The most ironic thing here, though, is Callton’s remark about the word “vagina”: “I don’t even want to say it in front of women.” First of all, that’s patriarchal as hell; women can handle naughty words just as well as men can. Second, it’s not just a naughty word; it’s a word for a thing that (most) women experience on a constant basis.

Some conservatives have apparently made a slightly more legitimate criticism of Brown in that she connects restricting abortion with rape (via her “no means no” allusion). I say “slightly more legitimate” only because, having once been a pro-lifer, I understand how they would take offense.

After all, pro-life politicians do not wake up in the morning thinking, “Yo, I’m gonna take away some rights from women and tell them what to do with their own vaginas today.” They think, “Abortion is murder and I have a duty to stop it just like I would stop the murder of a child or adult.” To them, drawing any parallels whatsoever between restricting abortion and committing sexual assault would naturally seem preposterous. It is only those of us who couch the debate in the language of personal liberty who see the similarities.

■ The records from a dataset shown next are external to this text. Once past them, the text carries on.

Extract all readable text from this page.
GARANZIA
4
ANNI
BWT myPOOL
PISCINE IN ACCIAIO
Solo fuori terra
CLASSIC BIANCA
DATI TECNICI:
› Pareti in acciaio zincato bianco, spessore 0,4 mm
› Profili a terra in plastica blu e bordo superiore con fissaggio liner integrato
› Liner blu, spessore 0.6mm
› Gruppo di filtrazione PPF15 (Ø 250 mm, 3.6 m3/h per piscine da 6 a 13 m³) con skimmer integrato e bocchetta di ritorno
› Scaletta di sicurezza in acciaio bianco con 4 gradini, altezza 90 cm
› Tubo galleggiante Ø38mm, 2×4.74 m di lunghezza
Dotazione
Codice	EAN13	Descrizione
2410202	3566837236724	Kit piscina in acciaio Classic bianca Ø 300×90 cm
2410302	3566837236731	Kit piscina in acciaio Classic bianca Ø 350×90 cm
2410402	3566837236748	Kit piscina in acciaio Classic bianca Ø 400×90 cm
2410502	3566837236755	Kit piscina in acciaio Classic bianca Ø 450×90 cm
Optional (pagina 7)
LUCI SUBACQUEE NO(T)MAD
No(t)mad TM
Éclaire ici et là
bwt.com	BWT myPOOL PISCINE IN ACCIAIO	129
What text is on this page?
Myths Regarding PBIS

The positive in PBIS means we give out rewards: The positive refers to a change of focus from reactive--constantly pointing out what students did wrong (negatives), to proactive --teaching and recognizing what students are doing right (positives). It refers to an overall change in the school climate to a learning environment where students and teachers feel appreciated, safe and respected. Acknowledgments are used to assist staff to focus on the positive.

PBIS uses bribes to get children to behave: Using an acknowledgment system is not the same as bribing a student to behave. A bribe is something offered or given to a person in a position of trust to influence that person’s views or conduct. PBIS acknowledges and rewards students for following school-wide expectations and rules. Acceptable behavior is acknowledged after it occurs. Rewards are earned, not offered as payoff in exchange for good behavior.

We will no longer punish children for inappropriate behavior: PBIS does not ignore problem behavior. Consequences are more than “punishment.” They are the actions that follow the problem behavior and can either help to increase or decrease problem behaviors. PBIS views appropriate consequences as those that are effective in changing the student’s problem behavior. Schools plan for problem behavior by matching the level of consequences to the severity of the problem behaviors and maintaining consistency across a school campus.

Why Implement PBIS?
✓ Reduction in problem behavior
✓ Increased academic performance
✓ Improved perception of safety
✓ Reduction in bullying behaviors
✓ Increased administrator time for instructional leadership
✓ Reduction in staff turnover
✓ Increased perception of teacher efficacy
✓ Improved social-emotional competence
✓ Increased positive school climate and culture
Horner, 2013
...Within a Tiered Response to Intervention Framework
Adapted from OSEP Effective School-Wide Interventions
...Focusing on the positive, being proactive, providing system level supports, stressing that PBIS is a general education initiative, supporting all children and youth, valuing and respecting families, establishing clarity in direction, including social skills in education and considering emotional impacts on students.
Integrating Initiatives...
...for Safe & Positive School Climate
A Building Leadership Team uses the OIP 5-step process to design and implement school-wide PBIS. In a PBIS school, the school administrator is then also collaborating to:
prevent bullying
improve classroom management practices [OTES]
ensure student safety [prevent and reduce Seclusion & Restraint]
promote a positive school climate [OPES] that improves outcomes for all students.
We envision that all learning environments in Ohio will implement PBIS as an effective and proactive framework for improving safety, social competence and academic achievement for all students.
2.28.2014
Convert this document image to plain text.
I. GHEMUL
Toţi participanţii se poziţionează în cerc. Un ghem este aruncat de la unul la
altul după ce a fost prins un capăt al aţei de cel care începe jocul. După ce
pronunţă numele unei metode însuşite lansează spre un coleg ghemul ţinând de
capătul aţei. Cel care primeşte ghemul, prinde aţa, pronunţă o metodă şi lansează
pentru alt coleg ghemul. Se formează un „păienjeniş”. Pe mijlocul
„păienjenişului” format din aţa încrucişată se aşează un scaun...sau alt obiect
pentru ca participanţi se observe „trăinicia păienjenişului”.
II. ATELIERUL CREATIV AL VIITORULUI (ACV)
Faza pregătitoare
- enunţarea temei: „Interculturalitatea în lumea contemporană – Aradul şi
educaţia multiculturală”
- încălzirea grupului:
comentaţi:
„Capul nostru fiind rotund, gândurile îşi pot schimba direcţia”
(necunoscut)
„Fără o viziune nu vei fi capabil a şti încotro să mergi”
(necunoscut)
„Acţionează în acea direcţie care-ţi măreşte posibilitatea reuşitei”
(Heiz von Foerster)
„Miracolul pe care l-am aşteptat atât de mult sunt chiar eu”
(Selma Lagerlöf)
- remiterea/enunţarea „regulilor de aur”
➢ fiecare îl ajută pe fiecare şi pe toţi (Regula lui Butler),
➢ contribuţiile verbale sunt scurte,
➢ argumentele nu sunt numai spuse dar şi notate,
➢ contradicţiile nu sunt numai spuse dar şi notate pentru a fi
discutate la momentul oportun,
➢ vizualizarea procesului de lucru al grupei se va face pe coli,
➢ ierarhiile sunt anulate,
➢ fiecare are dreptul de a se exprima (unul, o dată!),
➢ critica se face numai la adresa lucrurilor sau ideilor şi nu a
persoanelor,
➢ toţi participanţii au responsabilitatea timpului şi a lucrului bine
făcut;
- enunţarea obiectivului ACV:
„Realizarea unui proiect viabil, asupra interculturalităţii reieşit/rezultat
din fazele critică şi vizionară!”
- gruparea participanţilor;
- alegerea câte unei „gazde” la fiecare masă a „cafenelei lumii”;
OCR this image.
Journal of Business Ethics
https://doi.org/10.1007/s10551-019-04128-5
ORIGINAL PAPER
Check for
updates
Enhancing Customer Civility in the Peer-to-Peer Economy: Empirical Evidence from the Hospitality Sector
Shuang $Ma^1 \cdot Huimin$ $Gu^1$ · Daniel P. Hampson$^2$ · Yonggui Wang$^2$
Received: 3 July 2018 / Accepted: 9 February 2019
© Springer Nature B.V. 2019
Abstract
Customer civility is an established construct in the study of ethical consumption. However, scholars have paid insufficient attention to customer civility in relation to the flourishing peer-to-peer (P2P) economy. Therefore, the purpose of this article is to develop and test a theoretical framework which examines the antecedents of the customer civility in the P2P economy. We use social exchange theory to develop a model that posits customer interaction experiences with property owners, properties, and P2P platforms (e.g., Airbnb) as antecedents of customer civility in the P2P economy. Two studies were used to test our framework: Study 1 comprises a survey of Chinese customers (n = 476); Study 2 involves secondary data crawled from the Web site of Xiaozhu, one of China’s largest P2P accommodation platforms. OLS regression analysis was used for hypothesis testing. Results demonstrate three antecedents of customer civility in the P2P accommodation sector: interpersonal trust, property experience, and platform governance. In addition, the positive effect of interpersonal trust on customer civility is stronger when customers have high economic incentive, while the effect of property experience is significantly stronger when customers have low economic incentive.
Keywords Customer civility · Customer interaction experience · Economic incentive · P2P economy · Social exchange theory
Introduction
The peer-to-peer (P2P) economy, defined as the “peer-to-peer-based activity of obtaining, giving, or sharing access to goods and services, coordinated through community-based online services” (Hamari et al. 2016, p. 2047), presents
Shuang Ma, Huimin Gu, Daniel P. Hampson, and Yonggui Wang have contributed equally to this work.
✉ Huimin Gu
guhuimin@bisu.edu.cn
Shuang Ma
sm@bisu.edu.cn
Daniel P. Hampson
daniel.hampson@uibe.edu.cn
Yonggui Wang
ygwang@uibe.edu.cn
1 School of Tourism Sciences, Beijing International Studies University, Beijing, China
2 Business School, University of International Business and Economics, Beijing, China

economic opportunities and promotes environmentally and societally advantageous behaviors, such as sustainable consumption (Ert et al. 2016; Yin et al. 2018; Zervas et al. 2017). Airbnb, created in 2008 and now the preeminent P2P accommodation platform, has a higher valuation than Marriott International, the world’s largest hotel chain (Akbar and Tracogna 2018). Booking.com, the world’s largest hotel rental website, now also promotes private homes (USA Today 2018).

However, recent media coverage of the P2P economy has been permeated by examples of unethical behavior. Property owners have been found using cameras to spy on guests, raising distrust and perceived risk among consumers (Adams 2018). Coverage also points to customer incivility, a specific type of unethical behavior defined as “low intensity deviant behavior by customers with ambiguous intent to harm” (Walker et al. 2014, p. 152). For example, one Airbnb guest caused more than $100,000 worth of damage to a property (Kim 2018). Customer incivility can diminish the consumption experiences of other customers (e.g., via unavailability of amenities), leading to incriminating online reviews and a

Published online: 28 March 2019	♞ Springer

That’s why this whole incident really highlighted for me the divisions between liberals and conservatives on the matter of reproductive rights. It’s not even just that they can’t agree on whether or not abortion should be legal; it’s that they can’t agree on what abortion is, and on the terms with which the debate should be framed. Liberals say abortion is a woman’s right over her own body; conservatives say it’s the murder of an unborn human being. How can we ever reach a consensus if we define our terms differently?

I don’t know how to solve this problem–and if I did I would probably be the savior of American politics–but at least this story has a partially-happy ending. Brown and several of her colleagues performed the play The Vagina Monologues with its playwright Eve Ensler on the steps of the statehouse last Monday night as a tribute to our right to speak the names of our own body parts. About 2,500 spectators came to watch.

But as for the bill that the House passed, that’ll go on to marinade in the state Senate, which currently has 26 Republicans and 12 Democrats. I’m not getting my hopes up.